Kindiki Faces Tough Questions Over Reported Ksh8 Million Daily Helicopter Costs
The Office of the Deputy President has come under fresh pressure after lawmakers raised concerns over the large amounts of public money reportedly being spent on helicopter travel.
The issue came up on April 9 when members of Parliament questioned the office’s spending records, especially the high cost of daily chopper hire services linked to Deputy President Kithure Kindiki’s movements.
The matter is now being reviewed by the Public Accounts Committee (PAC), which has opened an inquiry into pending bills worth Ksh478 million owed to suppliers and service providers for the 2024/2025 financial year.
According to documents tabled before the committee, a significant share of this amount, estimated at around Ksh150 million, went toward helicopter hire services.
Lawmakers examining the records were particularly alarmed by one specific expenditure entry that showed up to Ksh8.08 million spent on helicopter services in a single day.
The flight log reportedly covered several destinations, including Tharaka Nithi, Laikipia, Isiolo, and Kitui, all within the same day.
This revelation immediately sparked debate among committee members over whether such spending levels can be justified at a time when Kenyans are already worried about the country’s financial pressure.
Rarieda Member of Parliament Otiende Amollo was among the lawmakers who openly questioned the practicality of the spending. He pointed to the Ksh8.08 million entry and wondered whether it made sense for so much taxpayer money to be used on helicopter transport in just one day.
He further noted that several other entries in the records also reflected chopper expenses ranging between Ksh3 million and Ksh4 million, raising even more concerns about how often the service is being used and whether the cost reflects value for money.
The committee also turned its attention to the repeated trips connected to Tharaka Nithi, which is Deputy President Kindiki’s home county.
Some lawmakers questioned whether public resources may have been used for personal or non-official travel, especially in situations where there was no clear evidence linking the flights to official government duties.
The concern was not only about the amount spent, but also about whether the purpose of the trips matched the standards expected in the use of public funds.
However, Committee Chairperson Tindi Mwale defended the Deputy President’s right to travel, saying there should be nothing wrong with him going home and returning, as long as the trips are properly accounted for.
Even so, the committee insisted that all travel costs must still be supported by proper documentation and clear justification, especially because the office is already carrying a large amount of unpaid bills.
Beyond the helicopter spending, lawmakers also widened their scrutiny to include hospitality-related expenses within the Deputy President’s office. These included payments for catering services, staff meals, food supplies, and even fresh flowers.

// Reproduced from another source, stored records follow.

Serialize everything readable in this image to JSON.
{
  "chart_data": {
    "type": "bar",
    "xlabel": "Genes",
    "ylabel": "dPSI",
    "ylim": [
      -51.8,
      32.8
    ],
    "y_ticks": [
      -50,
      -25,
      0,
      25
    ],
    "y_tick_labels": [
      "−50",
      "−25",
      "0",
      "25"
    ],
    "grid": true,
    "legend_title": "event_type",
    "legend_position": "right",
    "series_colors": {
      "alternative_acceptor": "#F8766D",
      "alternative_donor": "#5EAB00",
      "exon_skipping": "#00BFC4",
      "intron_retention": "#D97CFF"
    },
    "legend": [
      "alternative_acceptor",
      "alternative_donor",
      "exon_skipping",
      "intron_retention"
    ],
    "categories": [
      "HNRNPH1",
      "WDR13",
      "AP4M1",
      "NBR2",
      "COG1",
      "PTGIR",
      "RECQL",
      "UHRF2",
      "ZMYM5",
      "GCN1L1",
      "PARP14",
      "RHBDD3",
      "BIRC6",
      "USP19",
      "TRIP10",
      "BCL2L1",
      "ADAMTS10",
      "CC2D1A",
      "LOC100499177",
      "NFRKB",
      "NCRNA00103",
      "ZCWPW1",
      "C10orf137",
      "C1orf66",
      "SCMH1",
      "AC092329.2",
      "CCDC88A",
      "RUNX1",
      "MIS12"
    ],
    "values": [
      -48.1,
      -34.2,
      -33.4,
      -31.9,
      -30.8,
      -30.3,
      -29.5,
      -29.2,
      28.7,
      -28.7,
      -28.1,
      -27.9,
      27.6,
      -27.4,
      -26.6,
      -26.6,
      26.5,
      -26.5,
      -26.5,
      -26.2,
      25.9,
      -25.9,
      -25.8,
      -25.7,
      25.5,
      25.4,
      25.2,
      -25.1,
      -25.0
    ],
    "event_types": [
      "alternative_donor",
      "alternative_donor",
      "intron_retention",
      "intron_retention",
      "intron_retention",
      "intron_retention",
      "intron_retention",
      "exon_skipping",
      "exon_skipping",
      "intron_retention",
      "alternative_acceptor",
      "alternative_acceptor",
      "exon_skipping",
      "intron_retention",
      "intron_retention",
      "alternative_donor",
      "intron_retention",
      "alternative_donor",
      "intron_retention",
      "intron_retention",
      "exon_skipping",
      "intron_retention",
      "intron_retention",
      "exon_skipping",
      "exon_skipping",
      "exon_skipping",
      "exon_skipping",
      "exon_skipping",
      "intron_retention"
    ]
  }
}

Members of the committee said all these expenses must be reviewed carefully to ensure there is accountability and that taxpayers are receiving real value from the money being spent.
Another major concern raised by PAC was the lack of a functioning audit committee in the office. Lawmakers described this as a serious weakness because such a committee plays a critical role in overseeing spending, identifying waste, and ensuring that financial procedures are followed.
Without it, the risk of poor accountability and unchecked expenditure becomes even higher.
As a result, the committee has now directed the Office of the Deputy President to submit a full breakdown within one week, clearly explaining how the Ksh8 million helicopter cost was arrived at.
The lawmakers want details on flight routes, service providers, hourly charges, and the official purpose of each trip so they can determine whether the spending was reasonable.
In its response, the Office of the Deputy President said it is already engaging the National Treasury to deal with budget limitations and reduce the growing pending bills.
The office also said it plans to introduce better strategies in the future to improve spending controls and ensure more effective management of public resources.
The inquiry adds to wider public concerns about government spending priorities, especially at a time when Kenya continues to face rising debt levels, budget pressure, and an increasing cost of living.
For many Kenyans, the questions surrounding the Deputy President’s travel expenses reflect a bigger national conversation about transparency, accountability, and responsible use of public money.